Financial institutions own the customer’s primary relationship with his money, so patience and persistence should win them the mobile wallet wars, right?
Maybe. In a panel discussion on mobile payment trends at a recent event in the Carlisle & Gallagher Insight Series, attention was called to the carriers, who control something equally important: the customer’s relationship to his mobile phone. Several major carriers have launched a wallet solution, known as ISIS, to limited success.
It might be pointed out that if any industry is less trusted than banking in the eyes of customers, it could well be the mobile carriers.
Cherian Abraham, mobile payments & banking advisor at Experian, pointed out that carriers are interested in getting a piece of the transactions taking place on their networks, but that Microsoft was interested in the same thing in the early days of Internet Explorer. “That happened,” Abraham said, “but it didn’t last long.”
Brent Bowen, Director of Banking Solutions at mobile solutions firm Valid USA, said that banks should be willing to hand interchange revenue over to carriers in return for the rich data carriers have on customers. Together with the information banks already have, this would allow for an extremely rich picture of the customer’s world.
Abraham agreed that partnering with carriers was essential for FIs to secure the customer relationship.
David Schropfer, head of mobile commerce at the Luciano Group and author of several books on mobile wallets, pointed out that trust in the security of smartphones and the medium of mobile payments should be the goal of banks. That way, customers will store multiple payment credentials within the mobile wallet they trust. But, he warned, “Security breaches in mobile banking are coming. Is your bank ready?”
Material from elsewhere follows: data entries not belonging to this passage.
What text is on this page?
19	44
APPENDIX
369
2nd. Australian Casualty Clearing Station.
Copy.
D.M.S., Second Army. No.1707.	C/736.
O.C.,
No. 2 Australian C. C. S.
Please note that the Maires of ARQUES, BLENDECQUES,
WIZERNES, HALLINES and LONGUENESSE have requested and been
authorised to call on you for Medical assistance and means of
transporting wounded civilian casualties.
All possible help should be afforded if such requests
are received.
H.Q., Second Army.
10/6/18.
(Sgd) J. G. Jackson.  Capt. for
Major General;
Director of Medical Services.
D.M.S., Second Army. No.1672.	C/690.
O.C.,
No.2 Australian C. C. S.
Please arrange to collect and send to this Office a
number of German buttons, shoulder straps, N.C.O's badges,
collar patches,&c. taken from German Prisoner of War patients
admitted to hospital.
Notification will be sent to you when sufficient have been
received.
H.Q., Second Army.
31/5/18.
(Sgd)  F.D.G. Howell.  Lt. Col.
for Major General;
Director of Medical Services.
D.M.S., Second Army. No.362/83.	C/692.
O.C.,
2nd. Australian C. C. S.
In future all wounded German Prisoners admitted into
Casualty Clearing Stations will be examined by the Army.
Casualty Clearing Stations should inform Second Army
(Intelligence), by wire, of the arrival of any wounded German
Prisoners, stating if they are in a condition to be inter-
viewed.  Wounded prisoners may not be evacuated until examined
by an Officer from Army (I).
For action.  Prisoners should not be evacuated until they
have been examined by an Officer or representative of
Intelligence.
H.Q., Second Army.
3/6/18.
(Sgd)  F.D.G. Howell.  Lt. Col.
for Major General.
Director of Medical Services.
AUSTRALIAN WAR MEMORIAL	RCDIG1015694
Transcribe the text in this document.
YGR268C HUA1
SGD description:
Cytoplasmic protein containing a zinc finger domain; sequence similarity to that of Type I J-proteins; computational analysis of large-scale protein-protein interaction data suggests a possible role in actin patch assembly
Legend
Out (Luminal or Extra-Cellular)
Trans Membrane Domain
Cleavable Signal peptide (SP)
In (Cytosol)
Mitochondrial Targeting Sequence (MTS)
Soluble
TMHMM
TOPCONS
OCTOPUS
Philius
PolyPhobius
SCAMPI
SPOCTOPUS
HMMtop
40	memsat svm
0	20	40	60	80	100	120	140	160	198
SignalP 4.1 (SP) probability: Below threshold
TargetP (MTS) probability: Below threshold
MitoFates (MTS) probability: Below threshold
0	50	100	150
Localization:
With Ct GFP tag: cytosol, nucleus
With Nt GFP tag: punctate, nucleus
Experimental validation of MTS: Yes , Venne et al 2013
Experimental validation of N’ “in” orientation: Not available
Nonbank players in the wallet space did a great deal of innovating, but may be falling behind. Abraham pointed out that LevelUp is very low on cash, for example. The company has cut staff and switched from a local, door-to-door sales strategy to one of securing national retailers.
Merchant buy-in is essential, the panelists agreed. Merchant rewards are generally believed to be what will make the mobile wallet use case superior to using a piece of plastic. Abraham believes we may be headed, temporarily at least, back to the days of merchant-specific cards — or rather, mobile apps and wallets. The reason is simple — merchants offer rewards that are of tangible value to customers.
It is up to the banks to put a wrapper around these rewards. In a separate presentation, Scott McCormack, CEO of Social Money (maker of SmartyPig), provided a possible window into how FIs could partner with merchants in the context of a savings account. With the goals in SocialMoney, users say that they want to buy, for example, a bike. FIs know this, and can partner with merchants to offer deals to the potential bike-buyer.
The days of waiting for standards and winners in the mobile wallet wars to emerge are over, said Grayson Blair, managing director of Carlisle & Gallagher. “It’s time to place bets and secure customer relationship related to payments or be disrupted.”